Available video streams:
Stream   0: codec: h264, lang_code: und, [/Users/kytrinyx/subs2cia/mother/mother.ep-05.1125084v.mp4]

Available chapters:

With debug logging enabled, I get the following right before the traceback:

DEBUG:root:ffmpeg probe results: {'streams': [{'index': 0, 'codec_name': 'webvtt', 'codec_long_name': 'WebVTT subtitle', 'codec_type': 'subtitle', 'codec_time_base': '0/1', 'codec_tag_string': '[0][0][0][0]', 'codec_tag': '0x0000', 'r_frame_rate': '0/0', 'avg_frame_rate': '0/0', 'time_base': '1/1000', 'disposition': {'default': 0, 'dub': 0, 'original': 0, 'comment': 0, 'lyrics': 0, 'karaoke': 0, 'forced': 0, 'hearing_impaired': 0, 'visual_impaired': 0, 'clean_effects': 0, 'attached_pic': 0, 'timed_thumbnails': 0}}], 'chapters': [], 'format': {'filename': '/Users/kytrinyx/subs2cia/mother/subtitles/mother.ep-05.1125084v.en.vtt', 'nb_streams': 1, 'nb_programs': 0, 'format_name': 'webvtt', 'format_long_name': 'WebVTT subtitle', 'size': '41522', 'probe_score': 100}}
DEBUG:root:Loading subtitles at /Users/kytrinyx/subs2cia/mother/subtitles/mother.ep-05.1125084v.en.vtt
Traceback (most recent call last):
...
dxing97 commented 3 years ago

Looks like pysubs2 didn't have explicit support for VTT subtitles until recently (see https://github.com/tkarabela/pysubs2/issues/30) so I'm updating subs2cia to require v1.1.0 of pysubs2 or later.

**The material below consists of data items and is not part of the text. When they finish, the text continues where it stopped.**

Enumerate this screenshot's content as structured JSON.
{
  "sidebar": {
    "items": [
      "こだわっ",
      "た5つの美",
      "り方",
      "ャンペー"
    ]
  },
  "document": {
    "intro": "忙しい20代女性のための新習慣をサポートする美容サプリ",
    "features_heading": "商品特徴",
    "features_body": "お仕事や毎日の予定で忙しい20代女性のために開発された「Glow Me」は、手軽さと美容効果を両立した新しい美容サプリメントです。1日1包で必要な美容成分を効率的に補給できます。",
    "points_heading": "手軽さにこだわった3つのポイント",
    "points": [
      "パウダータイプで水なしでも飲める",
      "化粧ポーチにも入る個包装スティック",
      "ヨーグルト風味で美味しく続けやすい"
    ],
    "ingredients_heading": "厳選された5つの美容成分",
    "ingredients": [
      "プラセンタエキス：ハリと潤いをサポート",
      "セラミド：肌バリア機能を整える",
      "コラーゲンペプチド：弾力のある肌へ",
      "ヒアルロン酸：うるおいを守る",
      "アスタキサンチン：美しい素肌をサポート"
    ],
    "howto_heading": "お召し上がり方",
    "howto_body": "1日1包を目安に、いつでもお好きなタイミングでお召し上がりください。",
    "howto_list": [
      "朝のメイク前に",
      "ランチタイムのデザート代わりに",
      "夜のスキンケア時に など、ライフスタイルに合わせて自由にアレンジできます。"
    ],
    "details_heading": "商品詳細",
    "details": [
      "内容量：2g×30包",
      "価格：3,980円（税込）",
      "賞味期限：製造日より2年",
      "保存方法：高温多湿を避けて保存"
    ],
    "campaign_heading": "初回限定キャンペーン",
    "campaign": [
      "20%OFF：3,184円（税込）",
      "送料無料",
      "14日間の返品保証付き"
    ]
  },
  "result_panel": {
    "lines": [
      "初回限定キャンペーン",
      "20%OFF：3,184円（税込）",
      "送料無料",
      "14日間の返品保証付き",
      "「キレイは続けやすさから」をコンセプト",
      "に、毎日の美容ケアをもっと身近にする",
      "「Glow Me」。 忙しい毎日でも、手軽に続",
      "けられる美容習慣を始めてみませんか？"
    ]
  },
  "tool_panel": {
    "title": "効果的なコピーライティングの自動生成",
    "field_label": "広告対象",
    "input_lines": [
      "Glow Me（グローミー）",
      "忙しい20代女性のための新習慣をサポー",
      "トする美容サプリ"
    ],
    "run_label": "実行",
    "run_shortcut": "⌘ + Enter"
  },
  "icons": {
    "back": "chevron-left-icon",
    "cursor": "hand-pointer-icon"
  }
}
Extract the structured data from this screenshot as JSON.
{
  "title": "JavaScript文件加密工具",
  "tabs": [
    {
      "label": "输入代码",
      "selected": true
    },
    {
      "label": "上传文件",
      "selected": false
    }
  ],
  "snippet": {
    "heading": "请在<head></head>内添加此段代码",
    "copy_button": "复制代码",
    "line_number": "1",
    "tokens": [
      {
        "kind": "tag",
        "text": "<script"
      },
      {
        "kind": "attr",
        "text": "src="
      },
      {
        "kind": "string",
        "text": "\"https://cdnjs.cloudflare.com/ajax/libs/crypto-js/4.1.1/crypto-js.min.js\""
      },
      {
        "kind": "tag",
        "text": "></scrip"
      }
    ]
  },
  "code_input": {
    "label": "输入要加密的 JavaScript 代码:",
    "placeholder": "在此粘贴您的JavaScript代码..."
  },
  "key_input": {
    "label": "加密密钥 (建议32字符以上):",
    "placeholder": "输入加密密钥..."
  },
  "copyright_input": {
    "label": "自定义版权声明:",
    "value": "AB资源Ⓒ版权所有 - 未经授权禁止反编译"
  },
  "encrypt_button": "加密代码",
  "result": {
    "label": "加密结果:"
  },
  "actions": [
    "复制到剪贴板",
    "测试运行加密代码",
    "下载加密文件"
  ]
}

I'm able to reproduce the exception with pysubs2 v1.10. It looks like pysubs2's format autodetection is getting confused with this particular file and doesn't know which format to use. I've added some logic that retries by forcing the subtitle file's extension as the format and that seems to work for your file.

kytrinyx commented 3 years ago

Sweet, thank you! I'll upgrade and try again.